FIFA 99 is an association football video game developed by EA Canada and published by Electronic Arts. It is the fifth game in the FIFA game series and was released on November 30, 1998 for Windows, PlayStation, and Nintendo 64.


While the indoor mode was no longer featured, the gameplay's fluidity and responsiveness was increased. The increasing number of websites dedicated to the game and a larger number of leagues (the Malaysian league was removed, and on its stead came two new leagues: the Belgian First Division and the Portuguese Primeira Liga; this came to be a problem when the owners of the rights to the Primeira Liga tried to pull the game from the shelves locally). Graphically, it is a major improvement over FIFA '98, with the inclusion of basic facial animations and different players' heights as well as certain other cosmetic features such as improved kits and emblems, although they are unlicensed. Gamers may also create their own custom cups and leagues and select the teams they wish to participate.

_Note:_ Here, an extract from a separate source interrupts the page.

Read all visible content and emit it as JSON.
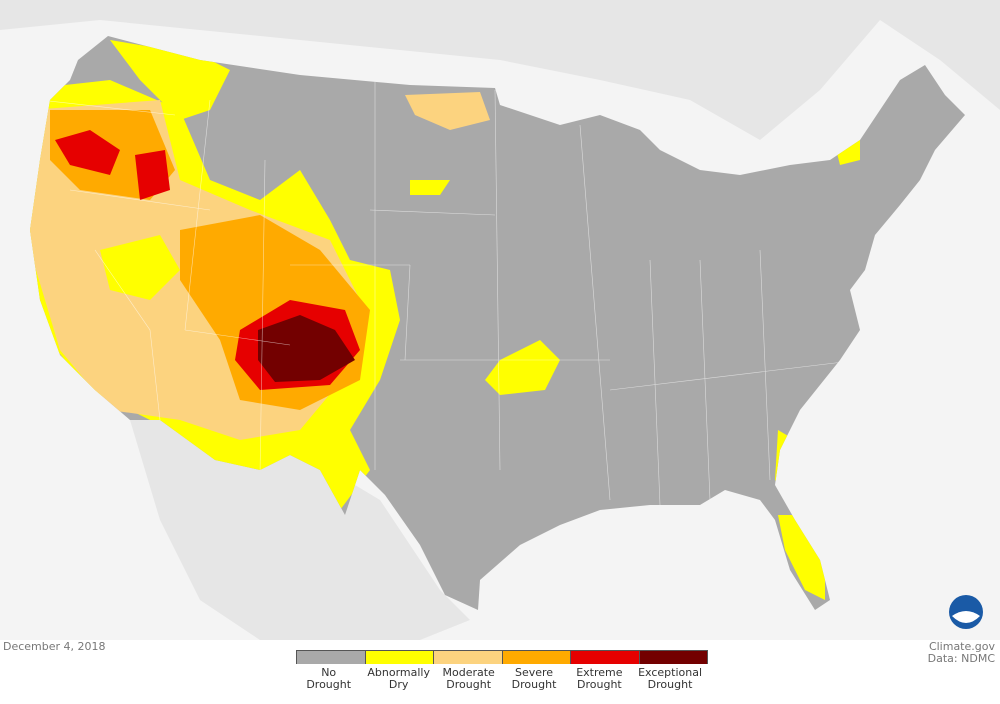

FIFA 99 also features an elite league called the "European Dream League" in which 20 top teams from across Europe battle it out in a league format. It was also the first game to feature a block containing teams which did not pertain to any of the main leagues (back then, it was known as "Rest of Europe" since all teams were European, the vast majority of them featured either in the 1998–99 season of the Cup Winners' Cup, UEFA Cup or Champions League).


The game was a bestseller in the UK, replacing Tomb Raider III.[1] In February 1999, FIFA 99's PlayStation version received a "Platinum" sales award from the Verband der Unterhaltungssoftware Deutschland (VUD),[2] indicating sales of at least 200,000 units across Germany, Austria and Switzerland.[3] Its computer version took "Gold", for 100,000 sales, at the same time.[2] At the 1999 Milia festival in Cannes, it took home a "Gold" prize for revenues above €50 million in the European Union during 1998.[4]


  1. ^ UK PlayStation sales chart, March 1999, published in Official UK PlayStation Magazine issue 43
  2. ^ a b "Erste Doppel-Platin Auszeichnungen durch den VUD" (Press release) (in German). Paderborn: Verband der Unterhaltungssoftware Deutschland. February 18, 1999. Archived from the original on March 12, 2000. Retrieved August 15, 2019.
  3. ^ "VUD Sales Awards: November 2002" (Press release) (in German). Verband der Unterhaltungssoftware Deutschland. Archived from the original on January 10, 2003. Retrieved August 15, 2019.
  4. ^ Staff (February 12, 1999). "Milia News; ECCSELL Awards Name Winners". GameSpot. Archived from the original on August 30, 1999. Retrieved August 15, 2019.